Although narrow, the 1,750 square foot home has three bedrooms and three bathrooms. A wood Sun blocker on the front provides some sun protection and adds visual depth. The exposed concrete garage faces the street, since the driveway behind the house has not been improved. While a one-car garage might be a snap for some, it’s perfect for Bart and Knox, who both work nearby and share a vehicle (Knox usually rides a bike). Also on the ground floor: a one-bedroom Airbnb with a private entrance. The rental, dubbed Indy Mod Pod, has its own Instagram account and has always been part of the design of the house. While providing the couple with a secondary income, Airbnb also reflects two of their values: hospitality and travel. Like Bart and Knox’s next destination wedding in Iceland, for example. Or their designation as Airbnb Superhosts. But the couple also love to invite family and friends over for vacation get-togethers, low-key weekday dinners, and all-day Indy Pride celebrations. Depending on the month, you may see “Indy’s Largest Pride Flag,” a spider web spanning two-thirds of the front façade, or a 12-foot Christmas tree. (For Knox, it wouldn’t be the holidays without a tree that correct hit the 12 foot living room ceiling.)

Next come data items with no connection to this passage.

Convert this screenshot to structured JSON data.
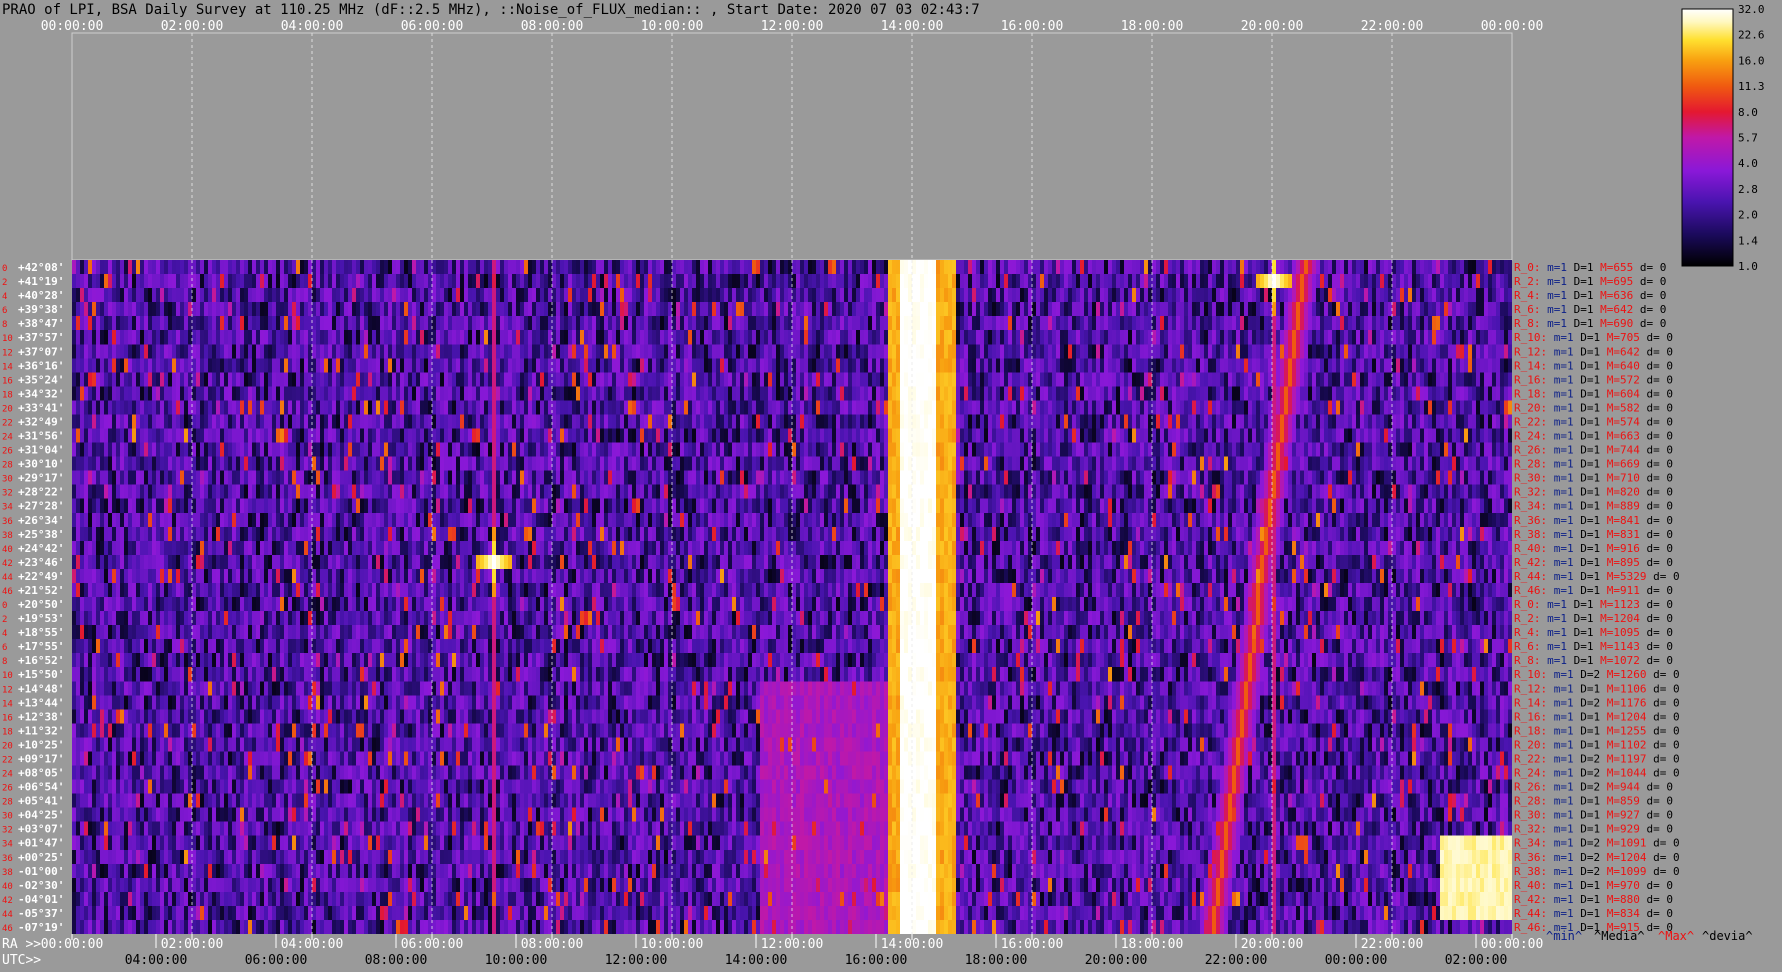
{
  "title": "PRAO of LPI, BSA Daily Survey at 110.25 MHz (dF::2.5 MHz), ::Noise_of_FLUX_median:: , Start Date: 2020 07 03 02:43:7",
  "top_axis_ticks": [
    "00:00:00",
    "02:00:00",
    "04:00:00",
    "06:00:00",
    "08:00:00",
    "10:00:00",
    "12:00:00",
    "14:00:00",
    "16:00:00",
    "18:00:00",
    "20:00:00",
    "22:00:00",
    "00:00:00"
  ],
  "bottom_axis": {
    "ra_label": "RA >>",
    "utc_label": "UTC>>",
    "ra_ticks": [
      "00:00:00",
      "02:00:00",
      "04:00:00",
      "06:00:00",
      "08:00:00",
      "10:00:00",
      "12:00:00",
      "14:00:00",
      "16:00:00",
      "18:00:00",
      "20:00:00",
      "22:00:00",
      "00:00:00"
    ],
    "utc_ticks": [
      "04:00:00",
      "06:00:00",
      "08:00:00",
      "10:00:00",
      "12:00:00",
      "14:00:00",
      "16:00:00",
      "18:00:00",
      "20:00:00",
      "22:00:00",
      "00:00:00",
      "02:00:00"
    ]
  },
  "row_indices": [
    "0",
    "2",
    "4",
    "6",
    "8",
    "10",
    "12",
    "14",
    "16",
    "18",
    "20",
    "22",
    "24",
    "26",
    "28",
    "30",
    "32",
    "34",
    "36",
    "38",
    "40",
    "42",
    "44",
    "46",
    "0",
    "2",
    "4",
    "6",
    "8",
    "10",
    "12",
    "14",
    "16",
    "18",
    "20",
    "22",
    "24",
    "26",
    "28",
    "30",
    "32",
    "34",
    "36",
    "38",
    "40",
    "42",
    "44",
    "46"
  ],
  "declinations": [
    "+42°08'",
    "+41°19'",
    "+40°28'",
    "+39°38'",
    "+38°47'",
    "+37°57'",
    "+37°07'",
    "+36°16'",
    "+35°24'",
    "+34°32'",
    "+33°41'",
    "+32°49'",
    "+31°56'",
    "+31°04'",
    "+30°10'",
    "+29°17'",
    "+28°22'",
    "+27°28'",
    "+26°34'",
    "+25°38'",
    "+24°42'",
    "+23°46'",
    "+22°49'",
    "+21°52'",
    "+20°50'",
    "+19°53'",
    "+18°55'",
    "+17°55'",
    "+16°52'",
    "+15°50'",
    "+14°48'",
    "+13°44'",
    "+12°38'",
    "+11°32'",
    "+10°25'",
    "+09°17'",
    "+08°05'",
    "+06°54'",
    "+05°41'",
    "+04°25'",
    "+03°07'",
    "+01°47'",
    "+00°25'",
    "-01°00'",
    "-02°30'",
    "-04°01'",
    "-05°37'",
    "-07°19'"
  ],
  "stats_rows": [
    {
      "r": "R_0:",
      "m": "m=1",
      "d": "D=1",
      "M": "M=655",
      "dev": "d= 0"
    },
    {
      "r": "R_2:",
      "m": "m=1",
      "d": "D=1",
      "M": "M=695",
      "dev": "d= 0"
    },
    {
      "r": "R_4:",
      "m": "m=1",
      "d": "D=1",
      "M": "M=636",
      "dev": "d= 0"
    },
    {
      "r": "R_6:",
      "m": "m=1",
      "d": "D=1",
      "M": "M=642",
      "dev": "d= 0"
    },
    {
      "r": "R_8:",
      "m": "m=1",
      "d": "D=1",
      "M": "M=690",
      "dev": "d= 0"
    },
    {
      "r": "R_10:",
      "m": "m=1",
      "d": "D=1",
      "M": "M=705",
      "dev": "d= 0"
    },
    {
      "r": "R_12:",
      "m": "m=1",
      "d": "D=1",
      "M": "M=642",
      "dev": "d= 0"
    },
    {
      "r": "R_14:",
      "m": "m=1",
      "d": "D=1",
      "M": "M=640",
      "dev": "d= 0"
    },
    {
      "r": "R_16:",
      "m": "m=1",
      "d": "D=1",
      "M": "M=572",
      "dev": "d= 0"
    },
    {
      "r": "R_18:",
      "m": "m=1",
      "d": "D=1",
      "M": "M=604",
      "dev": "d= 0"
    },
    {
      "r": "R_20:",
      "m": "m=1",
      "d": "D=1",
      "M": "M=582",
      "dev": "d= 0"
    },
    {
      "r": "R_22:",
      "m": "m=1",
      "d": "D=1",
      "M": "M=574",
      "dev": "d= 0"
    },
    {
      "r": "R_24:",
      "m": "m=1",
      "d": "D=1",
      "M": "M=663",
      "dev": "d= 0"
    },
    {
      "r": "R_26:",
      "m": "m=1",
      "d": "D=1",
      "M": "M=744",
      "dev": "d= 0"
    },
    {
      "r": "R_28:",
      "m": "m=1",
      "d": "D=1",
      "M": "M=669",
      "dev": "d= 0"
    },
    {
      "r": "R_30:",
      "m": "m=1",
      "d": "D=1",
      "M": "M=710",
      "dev": "d= 0"
    },
    {
      "r": "R_32:",
      "m": "m=1",
      "d": "D=1",
      "M": "M=820",
      "dev": "d= 0"
    },
    {
      "r": "R_34:",
      "m": "m=1",
      "d": "D=1",
      "M": "M=889",
      "dev": "d= 0"
    },
    {
      "r": "R_36:",
      "m": "m=1",
      "d": "D=1",
      "M": "M=841",
      "dev": "d= 0"
    },
    {
      "r": "R_38:",
      "m": "m=1",
      "d": "D=1",
      "M": "M=831",
      "dev": "d= 0"
    },
    {
      "r": "R_40:",
      "m": "m=1",
      "d": "D=1",
      "M": "M=916",
      "dev": "d= 0"
    },
    {
      "r": "R_42:",
      "m": "m=1",
      "d": "D=1",
      "M": "M=895",
      "dev": "d= 0"
    },
    {
      "r": "R_44:",
      "m": "m=1",
      "d": "D=1",
      "M": "M=5329",
      "dev": "d= 0"
    },
    {
      "r": "R_46:",
      "m": "m=1",
      "d": "D=1",
      "M": "M=911",
      "dev": "d= 0"
    },
    {
      "r": "R_0:",
      "m": "m=1",
      "d": "D=1",
      "M": "M=1123",
      "dev": "d= 0"
    },
    {
      "r": "R_2:",
      "m": "m=1",
      "d": "D=1",
      "M": "M=1204",
      "dev": "d= 0"
    },
    {
      "r": "R_4:",
      "m": "m=1",
      "d": "D=1",
      "M": "M=1095",
      "dev": "d= 0"
    },
    {
      "r": "R_6:",
      "m": "m=1",
      "d": "D=1",
      "M": "M=1143",
      "dev": "d= 0"
    },
    {
      "r": "R_8:",
      "m": "m=1",
      "d": "D=1",
      "M": "M=1072",
      "dev": "d= 0"
    },
    {
      "r": "R_10:",
      "m": "m=1",
      "d": "D=2",
      "M": "M=1260",
      "dev": "d= 0"
    },
    {
      "r": "R_12:",
      "m": "m=1",
      "d": "D=1",
      "M": "M=1106",
      "dev": "d= 0"
    },
    {
      "r": "R_14:",
      "m": "m=1",
      "d": "D=2",
      "M": "M=1176",
      "dev": "d= 0"
    },
    {
      "r": "R_16:",
      "m": "m=1",
      "d": "D=1",
      "M": "M=1204",
      "dev": "d= 0"
    },
    {
      "r": "R_18:",
      "m": "m=1",
      "d": "D=1",
      "M": "M=1255",
      "dev": "d= 0"
    },
    {
      "r": "R_20:",
      "m": "m=1",
      "d": "D=1",
      "M": "M=1102",
      "dev": "d= 0"
    },
    {
      "r": "R_22:",
      "m": "m=1",
      "d": "D=2",
      "M": "M=1197",
      "dev": "d= 0"
    },
    {
      "r": "R_24:",
      "m": "m=1",
      "d": "D=2",
      "M": "M=1044",
      "dev": "d= 0"
    },
    {
      "r": "R_26:",
      "m": "m=1",
      "d": "D=2",
      "M": "M=944",
      "dev": "d= 0"
    },
    {
      "r": "R_28:",
      "m": "m=1",
      "d": "D=1",
      "M": "M=859",
      "dev": "d= 0"
    },
    {
      "r": "R_30:",
      "m": "m=1",
      "d": "D=1",
      "M": "M=927",
      "dev": "d= 0"
    },
    {
      "r": "R_32:",
      "m": "m=1",
      "d": "D=1",
      "M": "M=929",
      "dev": "d= 0"
    },
    {
      "r": "R_34:",
      "m": "m=1",
      "d": "D=2",
      "M": "M=1091",
      "dev": "d= 0"
    },
    {
      "r": "R_36:",
      "m": "m=1",
      "d": "D=2",
      "M": "M=1204",
      "dev": "d= 0"
    },
    {
      "r": "R_38:",
      "m": "m=1",
      "d": "D=2",
      "M": "M=1099",
      "dev": "d= 0"
    },
    {
      "r": "R_40:",
      "m": "m=1",
      "d": "D=1",
      "M": "M=970",
      "dev": "d= 0"
    },
    {
      "r": "R_42:",
      "m": "m=1",
      "d": "D=1",
      "M": "M=880",
      "dev": "d= 0"
    },
    {
      "r": "R_44:",
      "m": "m=1",
      "d": "D=1",
      "M": "M=834",
      "dev": "d= 0"
    },
    {
      "r": "R_46:",
      "m": "m=1",
      "d": "D=1",
      "M": "M=915",
      "dev": "d= 0"
    }
  ],
  "stats_legend": {
    "min": "^min^",
    "median": "^Media^",
    "max": "^Max^",
    "devia": "^devia^"
  },
  "colors": {
    "background": "#9a9a9a",
    "plot_bg": "#0a0630",
    "red_text": "#ee1111",
    "blue_text": "#0b1f88",
    "black_text": "#000000",
    "white_text": "#ffffff",
    "colormap": [
      "#000000",
      "#1a0a5a",
      "#4a14b0",
      "#8a18d8",
      "#c018a8",
      "#e41830",
      "#f05a10",
      "#f8a010",
      "#ffe030",
      "#fff8c0",
      "#ffffff"
    ]
  },
  "colorbar": {
    "ticks": [
      "32.0",
      "22.6",
      "16.0",
      "11.3",
      "8.0",
      "5.7",
      "4.0",
      "2.8",
      "2.0",
      "1.4",
      "1.0"
    ]
  },
  "chart_data": {
    "type": "heatmap",
    "title": "PRAO of LPI, BSA Daily Survey at 110.25 MHz (dF::2.5 MHz), ::Noise_of_FLUX_median:: , Start Date: 2020 07 03 02:43:7",
    "x_axis": "RA 00:00:00 – 24:00:00 (UTC 04:00 – 04:00 next day)",
    "y_axis": "Declination, +42°08' to -07°19' (48 beams)",
    "color_scale": {
      "min": 1.0,
      "max": 32.0,
      "scale": "log",
      "ticks": [
        1.0,
        1.4,
        2.0,
        2.8,
        4.0,
        5.7,
        8.0,
        11.3,
        16.0,
        22.6,
        32.0
      ]
    },
    "background_level": 2.0,
    "features": [
      {
        "kind": "saturated_vertical_band",
        "ra_hours": [
          13.8,
          14.3
        ],
        "value": 32
      },
      {
        "kind": "bright_vertical_lines",
        "ra_hours": [
          13.7,
          14.5,
          14.6
        ],
        "value": 12
      },
      {
        "kind": "point_source",
        "ra_hours": 7.0,
        "dec_index": 21,
        "value": 32
      },
      {
        "kind": "point_source",
        "ra_hours": 20.0,
        "dec_index": 1,
        "value": 32
      },
      {
        "kind": "drifting_band",
        "ra_start": 20.5,
        "ra_end": 19.0,
        "value": 8
      },
      {
        "kind": "bright_patch",
        "ra_hours": [
          22.8,
          24.0
        ],
        "dec_rows": [
          41,
          46
        ],
        "value": 22
      },
      {
        "kind": "diffuse_glow",
        "ra_hours": [
          11.5,
          14.0
        ],
        "value": 5
      }
    ]
  }
}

Daily decor might not be quite as festive, but neither is it a palette of serious neutrals that many associate with modern design. Royal blue upholstery, a wooden entertainment center, a large comfortable carpet and plants compensate for any architectural austerity. In the dining room, an AllModern credenza with golden doors showcases the Art Deco-inspired Wayfair wallpaper of the dining room. “Gold and black are our favorite colors because they’re the only ones we agree on,” Bart laughs. “Other than that, I don’t like the color.” Which could be why Bart’s favorite part is the master bathroom. When it comes to materials, accessories and color scheme, it looks like a luxury hotel. Knox’s favorite room, however, is more colorful. The third-floor guest bedroom, unofficially known as the ‘Girls Room’ (for the couple’s two dogs), includes stunning views of the neighborhood and a coveted home work nook. The bedspread is also an eye-catcher. It’s an unexpected motif in a home designed around straight lines and simplicity. But that’s what makes design interesting: it’s unpredictable, constantly changing.

The ground floor houses an Airbnb space. The owners live on the upper floors, where the bespoke design allows for large windows, one of which replaces the kitchen backsplash.